For Eva, the fact that they did not choose to focus on the struggle of the organisms, or that they did not
has strictly respected his father's speech, does not invalidate the whole story. “It generates many
debates about something that happened forty-odd years ago with very young kids to whom this
It's far away, and that's good. But as a militant and as Victor's daughter, there are things that
I can remain silent because it seems to me that the construction of this story is very biased. It seems that
Strassera and Moreno Ocampo are the first to discover and speak about the disappeared,
when it was something that the organizations had been denouncing for a long time. But again,
beyond all the criticisms that I can make, it generates a lot of dialogues and debates
necessary. Then it's up to us to go to the schools, when the movie is on, and talk about what
missing or what is said, but with greater accuracy. From that place I think it is a tool
super necessary at this time of heyday of a right that, by the way, is very young.”

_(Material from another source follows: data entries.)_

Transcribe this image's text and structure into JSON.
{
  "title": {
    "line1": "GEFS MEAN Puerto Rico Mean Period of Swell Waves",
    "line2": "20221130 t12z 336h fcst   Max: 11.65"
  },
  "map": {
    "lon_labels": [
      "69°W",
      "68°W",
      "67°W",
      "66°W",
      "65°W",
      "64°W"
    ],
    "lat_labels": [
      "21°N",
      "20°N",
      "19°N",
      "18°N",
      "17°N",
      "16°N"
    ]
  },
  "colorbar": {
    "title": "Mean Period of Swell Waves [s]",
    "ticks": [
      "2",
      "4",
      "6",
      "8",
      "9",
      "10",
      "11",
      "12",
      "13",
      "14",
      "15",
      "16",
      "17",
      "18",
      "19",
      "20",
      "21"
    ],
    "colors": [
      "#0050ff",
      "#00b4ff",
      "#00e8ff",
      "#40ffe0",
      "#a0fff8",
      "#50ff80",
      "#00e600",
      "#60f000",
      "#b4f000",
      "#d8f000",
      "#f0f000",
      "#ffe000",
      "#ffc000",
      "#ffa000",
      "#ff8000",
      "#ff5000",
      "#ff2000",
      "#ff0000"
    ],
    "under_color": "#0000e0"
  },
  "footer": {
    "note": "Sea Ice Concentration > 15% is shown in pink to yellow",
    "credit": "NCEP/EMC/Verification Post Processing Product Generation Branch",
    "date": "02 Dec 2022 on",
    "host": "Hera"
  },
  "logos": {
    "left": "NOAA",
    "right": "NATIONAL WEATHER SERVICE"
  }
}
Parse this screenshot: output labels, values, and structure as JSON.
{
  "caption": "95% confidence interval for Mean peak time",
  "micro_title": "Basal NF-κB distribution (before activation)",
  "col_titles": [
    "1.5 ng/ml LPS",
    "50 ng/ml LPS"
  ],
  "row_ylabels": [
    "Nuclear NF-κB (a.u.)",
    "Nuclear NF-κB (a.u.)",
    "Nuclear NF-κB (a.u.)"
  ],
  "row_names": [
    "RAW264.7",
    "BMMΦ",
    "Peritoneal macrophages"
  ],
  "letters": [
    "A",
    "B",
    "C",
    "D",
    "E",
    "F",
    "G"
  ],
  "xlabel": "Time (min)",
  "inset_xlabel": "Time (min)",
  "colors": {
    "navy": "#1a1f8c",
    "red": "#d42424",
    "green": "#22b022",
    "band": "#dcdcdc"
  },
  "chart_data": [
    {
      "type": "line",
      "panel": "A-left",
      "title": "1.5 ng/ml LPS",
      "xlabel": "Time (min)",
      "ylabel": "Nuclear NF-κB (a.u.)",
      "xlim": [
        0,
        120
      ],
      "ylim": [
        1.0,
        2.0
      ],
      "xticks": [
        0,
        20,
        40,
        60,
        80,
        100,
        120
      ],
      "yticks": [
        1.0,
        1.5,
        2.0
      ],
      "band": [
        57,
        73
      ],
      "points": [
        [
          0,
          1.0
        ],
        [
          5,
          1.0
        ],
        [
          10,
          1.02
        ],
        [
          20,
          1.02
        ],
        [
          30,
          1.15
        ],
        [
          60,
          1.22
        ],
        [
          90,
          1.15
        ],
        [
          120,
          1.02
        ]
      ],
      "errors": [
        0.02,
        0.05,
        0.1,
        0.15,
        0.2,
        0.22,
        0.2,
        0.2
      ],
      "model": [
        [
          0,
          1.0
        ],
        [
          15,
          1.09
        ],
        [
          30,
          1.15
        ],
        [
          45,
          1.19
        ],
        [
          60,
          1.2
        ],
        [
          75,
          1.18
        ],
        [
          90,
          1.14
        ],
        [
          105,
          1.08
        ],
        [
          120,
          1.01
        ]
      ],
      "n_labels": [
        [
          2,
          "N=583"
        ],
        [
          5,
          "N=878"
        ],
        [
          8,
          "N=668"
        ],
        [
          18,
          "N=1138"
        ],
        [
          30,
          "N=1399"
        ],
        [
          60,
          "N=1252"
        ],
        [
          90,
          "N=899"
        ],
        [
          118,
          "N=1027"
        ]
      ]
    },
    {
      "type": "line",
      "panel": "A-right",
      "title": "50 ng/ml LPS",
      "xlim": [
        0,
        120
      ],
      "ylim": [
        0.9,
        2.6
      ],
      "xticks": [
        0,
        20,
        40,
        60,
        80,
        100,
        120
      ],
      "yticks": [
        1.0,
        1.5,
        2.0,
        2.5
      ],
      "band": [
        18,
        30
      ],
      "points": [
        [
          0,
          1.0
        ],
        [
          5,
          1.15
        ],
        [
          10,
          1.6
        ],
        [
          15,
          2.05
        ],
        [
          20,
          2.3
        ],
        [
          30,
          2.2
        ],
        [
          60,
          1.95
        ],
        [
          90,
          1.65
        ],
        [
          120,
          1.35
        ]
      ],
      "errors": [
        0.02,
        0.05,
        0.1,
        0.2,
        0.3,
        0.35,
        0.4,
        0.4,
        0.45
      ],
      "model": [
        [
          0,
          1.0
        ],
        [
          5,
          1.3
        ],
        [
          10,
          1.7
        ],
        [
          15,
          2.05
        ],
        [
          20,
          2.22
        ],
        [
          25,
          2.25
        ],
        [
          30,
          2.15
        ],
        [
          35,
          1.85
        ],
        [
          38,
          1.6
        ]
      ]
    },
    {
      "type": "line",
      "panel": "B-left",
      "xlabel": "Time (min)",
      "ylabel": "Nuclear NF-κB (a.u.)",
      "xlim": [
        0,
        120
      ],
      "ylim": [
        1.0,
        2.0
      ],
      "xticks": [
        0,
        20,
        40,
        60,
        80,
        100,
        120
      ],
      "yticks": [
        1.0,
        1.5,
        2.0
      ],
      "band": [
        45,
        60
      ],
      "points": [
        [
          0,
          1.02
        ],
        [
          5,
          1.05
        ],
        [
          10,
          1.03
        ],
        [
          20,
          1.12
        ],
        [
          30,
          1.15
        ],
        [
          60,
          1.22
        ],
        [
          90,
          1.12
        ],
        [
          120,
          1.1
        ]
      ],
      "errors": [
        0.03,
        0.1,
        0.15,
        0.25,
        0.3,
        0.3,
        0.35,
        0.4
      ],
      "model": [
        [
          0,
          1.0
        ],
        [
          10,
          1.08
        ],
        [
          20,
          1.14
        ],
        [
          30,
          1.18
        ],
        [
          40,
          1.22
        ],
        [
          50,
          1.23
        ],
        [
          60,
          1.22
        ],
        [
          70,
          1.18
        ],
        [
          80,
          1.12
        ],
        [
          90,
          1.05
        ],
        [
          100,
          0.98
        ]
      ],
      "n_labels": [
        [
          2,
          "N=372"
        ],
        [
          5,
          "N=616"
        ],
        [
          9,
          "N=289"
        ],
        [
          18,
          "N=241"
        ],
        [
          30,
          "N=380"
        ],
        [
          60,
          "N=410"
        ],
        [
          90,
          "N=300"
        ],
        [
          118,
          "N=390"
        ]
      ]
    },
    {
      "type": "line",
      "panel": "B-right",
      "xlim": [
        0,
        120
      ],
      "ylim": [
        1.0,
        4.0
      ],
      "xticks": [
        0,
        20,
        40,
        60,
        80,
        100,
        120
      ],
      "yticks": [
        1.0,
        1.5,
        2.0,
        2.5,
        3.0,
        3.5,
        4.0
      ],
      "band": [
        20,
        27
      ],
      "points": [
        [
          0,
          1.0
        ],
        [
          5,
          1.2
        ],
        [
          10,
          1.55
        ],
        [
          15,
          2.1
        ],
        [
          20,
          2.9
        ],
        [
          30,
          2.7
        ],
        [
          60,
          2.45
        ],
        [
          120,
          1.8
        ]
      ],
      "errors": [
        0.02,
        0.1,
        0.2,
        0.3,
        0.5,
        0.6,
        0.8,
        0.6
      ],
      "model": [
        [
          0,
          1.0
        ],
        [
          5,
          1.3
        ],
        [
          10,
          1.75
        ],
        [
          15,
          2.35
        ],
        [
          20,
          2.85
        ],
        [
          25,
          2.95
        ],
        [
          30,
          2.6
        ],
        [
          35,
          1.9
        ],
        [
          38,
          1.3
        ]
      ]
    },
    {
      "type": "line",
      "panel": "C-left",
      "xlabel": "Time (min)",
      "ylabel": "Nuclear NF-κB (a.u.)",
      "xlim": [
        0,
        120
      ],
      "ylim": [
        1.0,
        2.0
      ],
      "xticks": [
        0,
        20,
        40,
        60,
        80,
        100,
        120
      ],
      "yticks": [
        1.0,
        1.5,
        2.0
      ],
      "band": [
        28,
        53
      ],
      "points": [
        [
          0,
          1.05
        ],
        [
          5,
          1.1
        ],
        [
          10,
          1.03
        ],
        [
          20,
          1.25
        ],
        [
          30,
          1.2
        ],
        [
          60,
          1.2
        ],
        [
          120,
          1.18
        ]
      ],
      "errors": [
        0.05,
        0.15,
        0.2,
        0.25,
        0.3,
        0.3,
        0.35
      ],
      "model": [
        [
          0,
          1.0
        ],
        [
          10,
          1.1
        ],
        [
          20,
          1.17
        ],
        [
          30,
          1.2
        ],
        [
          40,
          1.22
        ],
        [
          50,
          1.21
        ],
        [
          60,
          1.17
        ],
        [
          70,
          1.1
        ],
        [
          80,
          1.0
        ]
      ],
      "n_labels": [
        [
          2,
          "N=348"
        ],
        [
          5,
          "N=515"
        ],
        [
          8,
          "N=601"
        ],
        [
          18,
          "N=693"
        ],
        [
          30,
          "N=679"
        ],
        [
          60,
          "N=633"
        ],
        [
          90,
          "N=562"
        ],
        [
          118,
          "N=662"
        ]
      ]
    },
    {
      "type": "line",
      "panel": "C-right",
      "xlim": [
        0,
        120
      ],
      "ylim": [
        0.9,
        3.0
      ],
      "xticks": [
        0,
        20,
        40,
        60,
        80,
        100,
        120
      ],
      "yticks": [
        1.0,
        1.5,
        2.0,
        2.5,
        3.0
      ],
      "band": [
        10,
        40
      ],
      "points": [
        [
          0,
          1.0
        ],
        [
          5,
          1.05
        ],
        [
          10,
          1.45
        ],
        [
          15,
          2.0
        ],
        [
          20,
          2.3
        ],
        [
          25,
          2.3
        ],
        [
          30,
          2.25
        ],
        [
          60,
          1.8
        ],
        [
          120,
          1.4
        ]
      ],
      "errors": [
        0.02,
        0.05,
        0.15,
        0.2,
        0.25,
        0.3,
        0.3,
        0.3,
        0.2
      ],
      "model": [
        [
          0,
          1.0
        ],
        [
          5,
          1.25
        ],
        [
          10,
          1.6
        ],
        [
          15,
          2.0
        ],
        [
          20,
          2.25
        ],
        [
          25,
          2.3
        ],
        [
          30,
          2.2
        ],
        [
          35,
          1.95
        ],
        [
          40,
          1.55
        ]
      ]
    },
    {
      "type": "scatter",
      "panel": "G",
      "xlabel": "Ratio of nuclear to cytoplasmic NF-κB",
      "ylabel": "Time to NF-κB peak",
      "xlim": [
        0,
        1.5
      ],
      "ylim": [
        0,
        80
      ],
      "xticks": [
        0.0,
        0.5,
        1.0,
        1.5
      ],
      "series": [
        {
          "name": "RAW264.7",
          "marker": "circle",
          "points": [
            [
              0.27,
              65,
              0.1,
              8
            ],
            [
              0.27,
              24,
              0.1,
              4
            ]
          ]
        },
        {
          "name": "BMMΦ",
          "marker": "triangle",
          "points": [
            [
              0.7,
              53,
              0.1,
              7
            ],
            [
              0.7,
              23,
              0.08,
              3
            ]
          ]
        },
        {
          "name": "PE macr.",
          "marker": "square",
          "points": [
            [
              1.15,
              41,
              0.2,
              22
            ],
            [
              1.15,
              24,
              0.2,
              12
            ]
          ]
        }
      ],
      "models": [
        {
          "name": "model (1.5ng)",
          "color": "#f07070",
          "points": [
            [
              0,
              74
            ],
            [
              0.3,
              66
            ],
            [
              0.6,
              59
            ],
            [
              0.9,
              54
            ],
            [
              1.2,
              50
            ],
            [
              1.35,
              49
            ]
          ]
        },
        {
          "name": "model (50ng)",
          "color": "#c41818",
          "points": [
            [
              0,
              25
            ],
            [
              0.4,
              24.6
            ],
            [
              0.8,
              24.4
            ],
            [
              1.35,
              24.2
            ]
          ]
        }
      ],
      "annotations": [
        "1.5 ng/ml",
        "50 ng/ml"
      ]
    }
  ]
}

As was said, "1985", in addition to questioning a public more accustomed to the subject and knowledgeable about
its paths, opens debates in a younger public and in an international public, which, in
many times, he is forced to question himself about the post-dictatorship processes of his
own countries. “I believe that we have collaborated so that this issue can be put back on the agenda and,
From this, there is a particular interest in how not only the Trial of the Juntas was built, but also the
democratic transition or the struggle to recover democracy from the dictatorship and there, for
Of course, the organizations are the main beacon of reference”, concludes Mitre. "Of all
ways, it seems to me that all the discussions that are generated around the film are
important, they enrich the film, they enrich me as an author and they enrich the subject.
I am also very happy that the film has arrived at this time, and that it has been able to put into
mouth, and on the covers of newspapers and magazines human rights. That seems to me a triumph of cinema and
of this particular film in relation to the multiplicity of hate speech that occurs in
Argentina and in many other parts of the world.”

Cecilia Valdez She is an Argentine journalist.